Oatley's works included the design of several mental hospitals throughout the country, including Winwick Asylum in Lancashire, the City of Cardiff Asylum at Whitchurch, Barrow Mental Hospital at Barrow Gurney, and extensions to the Beaufort War Hospital at Stapleton. He also designed the Bristol Homeopathic Hospital in 1908, (now the University of Bristol's Student Health Centre) and worked on improvements to the Bristol Royal Infirmary.

==Church buildings==
Oatley's keen Christian faith is reflected in the large amount of work he did for local churches. He designed the mission hall of St Anne's in Greenbank (1900–01), Bristol Baptist College (1913–1915), St Davids Welsh Anglican Church 1896 Feeder Road (demolished 1923) due to poor foundations. Oatley also designed New Buckingham Baptist in 1903 demolished for student accommodation c2002. St Edyth's in Sea Mills (1926–28) and Sea Mills Methodist Church (1931). Other projects included work on St. Mary Redcliffe church and the New Room, John Wesley's original Methodist chapel. Oatley was also involved in raising financial support for various Christian causes.

==Other work==
Local Bristol firms also benefited from Oatley's designing talents, such as the J. S. Fry & Sons chocolate company, for whom he designed several factories, and the Bristol Wagon Works.

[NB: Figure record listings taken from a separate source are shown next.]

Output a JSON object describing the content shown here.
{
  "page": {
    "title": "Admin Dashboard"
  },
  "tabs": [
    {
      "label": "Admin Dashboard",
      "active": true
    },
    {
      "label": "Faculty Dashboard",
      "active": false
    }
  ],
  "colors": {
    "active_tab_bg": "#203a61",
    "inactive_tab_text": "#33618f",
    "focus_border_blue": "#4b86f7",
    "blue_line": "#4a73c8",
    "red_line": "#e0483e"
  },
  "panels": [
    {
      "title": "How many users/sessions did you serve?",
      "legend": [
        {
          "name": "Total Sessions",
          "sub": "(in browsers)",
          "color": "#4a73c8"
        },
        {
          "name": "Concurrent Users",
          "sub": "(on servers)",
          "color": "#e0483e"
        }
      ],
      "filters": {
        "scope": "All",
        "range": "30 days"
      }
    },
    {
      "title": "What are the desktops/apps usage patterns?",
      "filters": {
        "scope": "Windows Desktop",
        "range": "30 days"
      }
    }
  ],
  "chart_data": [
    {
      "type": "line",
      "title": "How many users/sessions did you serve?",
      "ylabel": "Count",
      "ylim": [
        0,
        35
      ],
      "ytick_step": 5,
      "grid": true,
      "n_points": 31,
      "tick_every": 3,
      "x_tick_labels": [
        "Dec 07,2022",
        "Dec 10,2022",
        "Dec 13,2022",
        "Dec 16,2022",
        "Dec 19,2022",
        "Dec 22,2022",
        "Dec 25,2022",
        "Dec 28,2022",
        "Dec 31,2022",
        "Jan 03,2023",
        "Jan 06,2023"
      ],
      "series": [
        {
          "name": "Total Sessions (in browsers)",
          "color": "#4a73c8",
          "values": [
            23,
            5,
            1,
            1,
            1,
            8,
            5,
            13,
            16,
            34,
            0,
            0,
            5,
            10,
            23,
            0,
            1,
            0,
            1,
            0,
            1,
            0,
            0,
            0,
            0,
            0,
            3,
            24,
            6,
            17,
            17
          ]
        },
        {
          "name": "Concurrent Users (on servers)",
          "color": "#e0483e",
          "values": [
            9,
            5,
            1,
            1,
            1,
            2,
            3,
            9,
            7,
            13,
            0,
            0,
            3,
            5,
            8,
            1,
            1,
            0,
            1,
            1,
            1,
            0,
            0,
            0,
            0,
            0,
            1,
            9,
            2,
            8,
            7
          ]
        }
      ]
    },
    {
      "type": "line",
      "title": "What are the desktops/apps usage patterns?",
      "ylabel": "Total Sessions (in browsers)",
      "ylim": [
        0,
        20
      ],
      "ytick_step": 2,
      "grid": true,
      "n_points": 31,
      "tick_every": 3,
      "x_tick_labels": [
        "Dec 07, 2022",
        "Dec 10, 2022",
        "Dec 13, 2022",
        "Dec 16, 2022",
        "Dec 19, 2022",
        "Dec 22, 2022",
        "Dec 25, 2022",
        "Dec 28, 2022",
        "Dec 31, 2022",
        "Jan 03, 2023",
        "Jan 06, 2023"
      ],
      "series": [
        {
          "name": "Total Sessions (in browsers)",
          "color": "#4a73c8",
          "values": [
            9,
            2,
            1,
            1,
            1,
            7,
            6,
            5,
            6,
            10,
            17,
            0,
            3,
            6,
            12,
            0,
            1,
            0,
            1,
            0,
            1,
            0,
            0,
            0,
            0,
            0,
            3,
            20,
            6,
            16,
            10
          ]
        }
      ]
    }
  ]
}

In 1927 he was commissioned by Clifton High School to design a new wing to commemorate 50 years of the school

Oatley had worked on his own throughout his most prolific period, only joined by his brother-in-law George C. Lawrence in 1926. Ralph H. Brentnall joined the company in 1947, but it was only three years later that Oatley died in 1950. He had been based at 12 Great George Street, Bristol for the majority of his career.

Oatley lived at an arts and crafts house, Barton Rocks, in Somerset, which he had built early in the 20th century. The house remained in his family until 1976.